In April of last year, we reported on a tie-up with the French research institute CEA Leti concerning a new photo diode that we are jointly developing. Whilst this may have seemed a slightly niche, highly technical development to report, we trumpeted the development so widely because this scouting of a new technology that will radically enhance the technical and SWaP specifications of our terminals is truly ground-breaking.

And it is only because we understand both the technological consequences of such a key lasercom terminal component and – just as tellingly – recognize its commercial implications that we sit at the head of the current strong momentum driving the aerospace connectivity market forward.

We are the only company that will be able to avail ourselves of this new diode. The result? Yet another element ensuring our ‘otherness’ and advantage over our closest competitors.
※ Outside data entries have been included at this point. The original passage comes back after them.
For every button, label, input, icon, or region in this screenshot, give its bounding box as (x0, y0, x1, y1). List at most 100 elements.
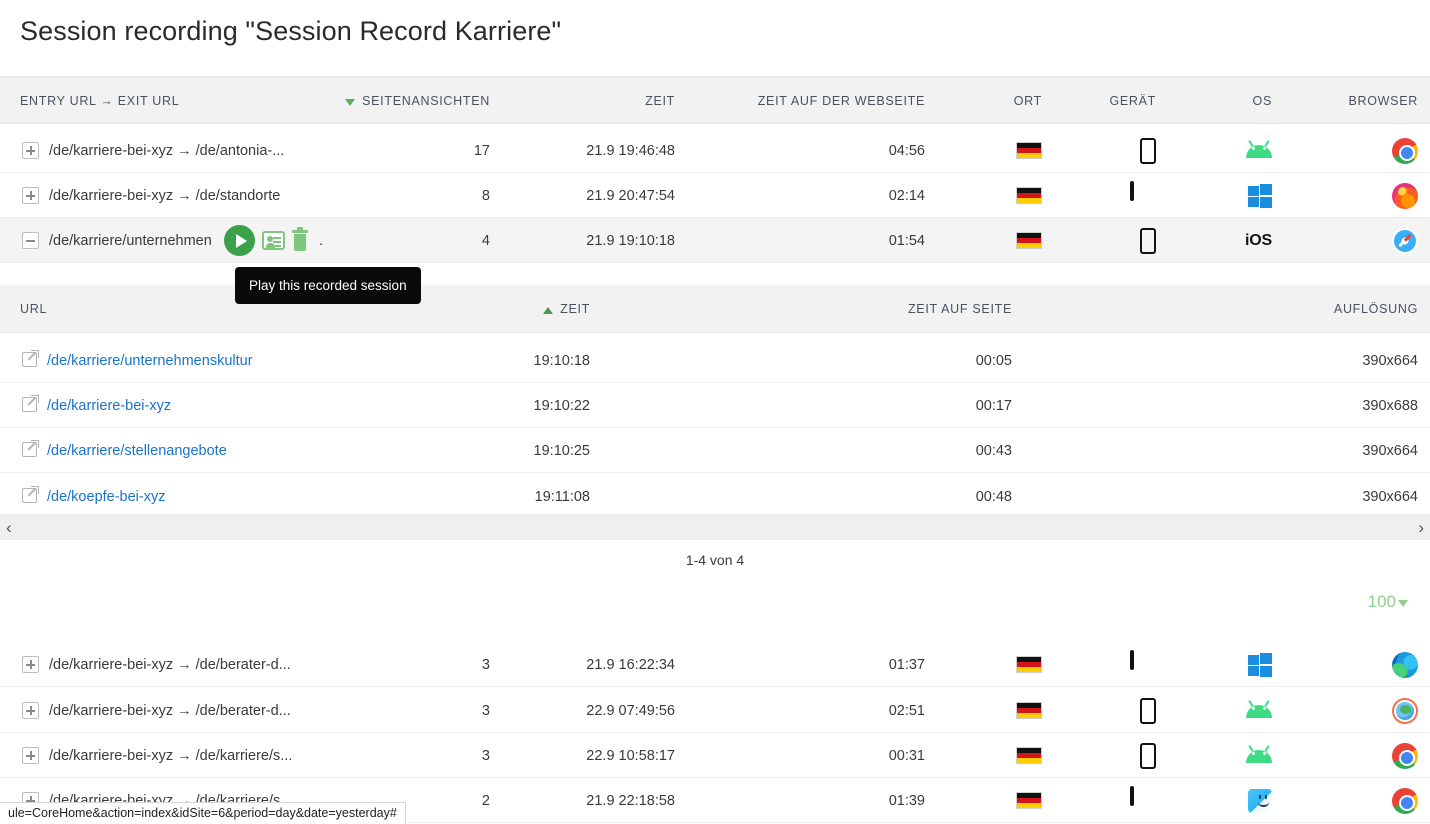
expand-row-icon[interactable] (22, 142, 39, 159)
row-os (1176, 778, 1272, 823)
rows-per-page-selector[interactable]: 100 (1368, 592, 1408, 612)
delete-session-button[interactable] (292, 230, 308, 251)
row-location (940, 642, 1042, 687)
row-device (1060, 642, 1156, 687)
row-entry-exit-url[interactable]: /de/karriere-bei-xyz → /de/berater-d... (49, 642, 291, 687)
sub-row-url-link[interactable]: /de/koepfe-bei-xyz (47, 474, 165, 519)
main-column-header-4[interactable]: ORT (940, 77, 1042, 125)
sort-ascending-icon (543, 307, 553, 314)
row-browser (1292, 218, 1418, 263)
main-column-header-5[interactable]: GERÄT (1060, 77, 1156, 125)
smartphone-icon (1140, 698, 1156, 724)
table-row[interactable]: /de/karriere-bei-xyz → /de/berater-d...3… (0, 642, 1430, 687)
column-label: URL (20, 302, 47, 316)
row-browser (1292, 173, 1418, 218)
windows-icon (1248, 184, 1272, 208)
column-label: GERÄT (1109, 94, 1156, 108)
table-row[interactable]: /de/karriere-bei-xyz → /de/karriere/s...… (0, 733, 1430, 778)
flag-germany-icon (1016, 792, 1042, 809)
flag-germany-icon (1016, 187, 1042, 204)
sub-row-url-link[interactable]: /de/karriere/unternehmenskultur (47, 338, 253, 383)
table-row[interactable]: /de/karriere-bei-xyz → /de/berater-d... 3… (0, 688, 1430, 733)
sub-table-row[interactable]: /de/karriere-bei-xyz19:10:2200:17390x688 (0, 383, 1430, 428)
row-entry-exit-url[interactable]: /de/karriere-bei-xyz → /de/karriere/s... (49, 733, 292, 778)
column-label: SEITENANSICHTEN (362, 94, 490, 108)
status-bar-url: ule=CoreHome&action=index&idSite=6&perio… (0, 802, 406, 824)
main-column-header-2[interactable]: ZEIT (500, 77, 675, 125)
row-location (940, 128, 1042, 173)
row-browser (1292, 642, 1418, 687)
sub-row-time: 19:10:18 (420, 338, 590, 383)
row-os (1176, 688, 1272, 733)
smartphone-icon (1140, 138, 1156, 164)
horizontal-scrollbar[interactable]: ‹ › (0, 514, 1430, 541)
table-row[interactable]: /de/karriere/unternehmen.421.9 19:10:180… (0, 218, 1430, 263)
row-time-on-site: 00:31 (690, 733, 925, 778)
row-browser (1292, 778, 1418, 823)
sub-table-row[interactable]: /de/karriere/stellenangebote19:10:2500:4… (0, 428, 1430, 473)
chrome-icon (1392, 138, 1418, 164)
flag-germany-icon (1016, 702, 1042, 719)
flag-germany-icon (1016, 142, 1042, 159)
external-link-icon[interactable] (22, 352, 37, 367)
row-time-on-site: 02:14 (690, 173, 925, 218)
scroll-right-icon[interactable]: › (1418, 519, 1424, 536)
column-label: OS (1253, 94, 1272, 108)
sub-column-header-1[interactable]: ZEIT (420, 285, 590, 333)
session-recording-page: Session recording "Session Record Karrie… (0, 0, 1430, 824)
row-entry-exit-url[interactable]: /de/karriere-bei-xyz → /de/berater-d... (49, 688, 291, 733)
visitor-profile-button[interactable] (262, 231, 285, 250)
sub-row-resolution: 390x664 (1150, 338, 1418, 383)
row-time: 21.9 20:47:54 (500, 173, 675, 218)
expand-row-icon[interactable] (22, 702, 39, 719)
expand-row-icon[interactable] (22, 656, 39, 673)
row-os (1176, 642, 1272, 687)
table-row[interactable]: /de/karriere-bei-xyz → /de/antonia-...17… (0, 128, 1430, 173)
sub-column-header-2[interactable]: ZEIT AUF SEITE (700, 285, 1012, 333)
sub-column-header-3[interactable]: AUFLÖSUNG (1150, 285, 1418, 333)
main-column-header-3[interactable]: ZEIT AUF DER WEBSEITE (690, 77, 925, 125)
row-location (940, 733, 1042, 778)
desktop-icon (1130, 788, 1156, 814)
pagination-range: 1-4 von 4 (0, 552, 1430, 568)
expand-row-icon[interactable] (22, 747, 39, 764)
column-label: AUFLÖSUNG (1334, 302, 1418, 316)
row-entry-exit-url[interactable]: /de/karriere-bei-xyz → /de/standorte (49, 173, 280, 218)
row-time: 21.9 22:18:58 (500, 778, 675, 823)
row-pageviews: 3 (350, 688, 490, 733)
external-link-icon[interactable] (22, 397, 37, 412)
sub-row-url-link[interactable]: /de/karriere/stellenangebote (47, 428, 227, 473)
row-os (1176, 128, 1272, 173)
sub-row-time: 19:10:22 (420, 383, 590, 428)
sub-table-row[interactable]: /de/koepfe-bei-xyz19:11:0800:48390x664 (0, 474, 1430, 519)
android-icon (1246, 748, 1272, 763)
row-entry-exit-url[interactable]: /de/karriere/unternehmen (49, 218, 212, 263)
row-location (940, 218, 1042, 263)
play-session-button[interactable] (224, 225, 255, 256)
table-row[interactable]: /de/karriere-bei-xyz → /de/standorte821.… (0, 173, 1430, 218)
desktop-icon (1130, 652, 1156, 678)
scroll-left-icon[interactable]: ‹ (6, 519, 12, 536)
sub-row-time-on-page: 00:43 (700, 428, 1012, 473)
desktop-icon (1130, 183, 1156, 209)
row-entry-exit-url[interactable]: /de/karriere-bei-xyz → /de/antonia-... (49, 128, 284, 173)
expand-row-icon[interactable] (22, 187, 39, 204)
rows-per-page-value: 100 (1368, 592, 1396, 612)
row-location (940, 778, 1042, 823)
main-column-header-1[interactable]: SEITENANSICHTEN (350, 77, 490, 125)
external-link-icon[interactable] (22, 442, 37, 457)
main-column-header-7[interactable]: BROWSER (1292, 77, 1418, 125)
sort-descending-icon (345, 99, 355, 106)
row-time: 21.9 16:22:34 (500, 642, 675, 687)
sub-row-url-link[interactable]: /de/karriere-bei-xyz (47, 383, 171, 428)
collapse-row-icon[interactable] (22, 232, 39, 249)
row-device (1060, 128, 1156, 173)
main-column-header-6[interactable]: OS (1176, 77, 1272, 125)
sub-row-time-on-page: 00:48 (700, 474, 1012, 519)
android-icon (1246, 703, 1272, 718)
sub-table-row[interactable]: /de/karriere/unternehmenskultur19:10:180… (0, 338, 1430, 383)
sub-row-resolution: 390x688 (1150, 383, 1418, 428)
external-link-icon[interactable] (22, 488, 37, 503)
firefox-icon (1392, 183, 1418, 209)
main-column-header-0[interactable]: ENTRY URL → EXIT URL (20, 77, 350, 125)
The calling card of New Space is disruption. Disruptive innovation, to give it its full title, for some time now regarded as the most influential business idea of the last 25 years, is often mistaken as merely a new product or service on the market that frightens the life out of established players within a market segment as it grabs a share of that established market.

But disruption, however, is a process not a product. It requires a business model that differs significantly from those around it being employed by legacy players. And it essentially takes hold where markets are new or emerging.

On all these three key fronts, Mynaric can announce itself as a true disruptor in the aerospace networks market. It is this very deliberate approach to the market for laser communication products that underlies Mynaric’s exceptionalism.

Currently, Mynaric is the only supplier globally with a full product portfolio supporting laser communication applications on the ground, in the air and in space. This has not happened by accident: it has happened because we have worked towards meeting another key element of disruption: timing.

Often over the last 10 years – as we have moved from a startup of just two former laser communication scientists branching out from the German Aerospace Center to a business with a physical presence in three continents and nearly 100 employees – we have had to counter naysayers, doubters and the incredulous.

These doubts about the future of the market and this inability to scan the horizon with enough 20-20 vision to identify the patterns in global connectivity that have brought us to where we are today – with half the world still without connectivity and rural and remote areas still struggling for broadband speed connections – has damaged and slowed our competitors.

But we have harnessed and used our foresight to develop a product range that has been timed to perfection to synthesize with the needs of the new market we knew a decade ago was coming.

What Mynaric now has to do is capitalize on its strong position and fulfill its stated ambition of becoming the world’s leading supplier of laser communication products for the aerospace network connectivity market.

No easy task but one that we are better equipped than anybody else to achieve.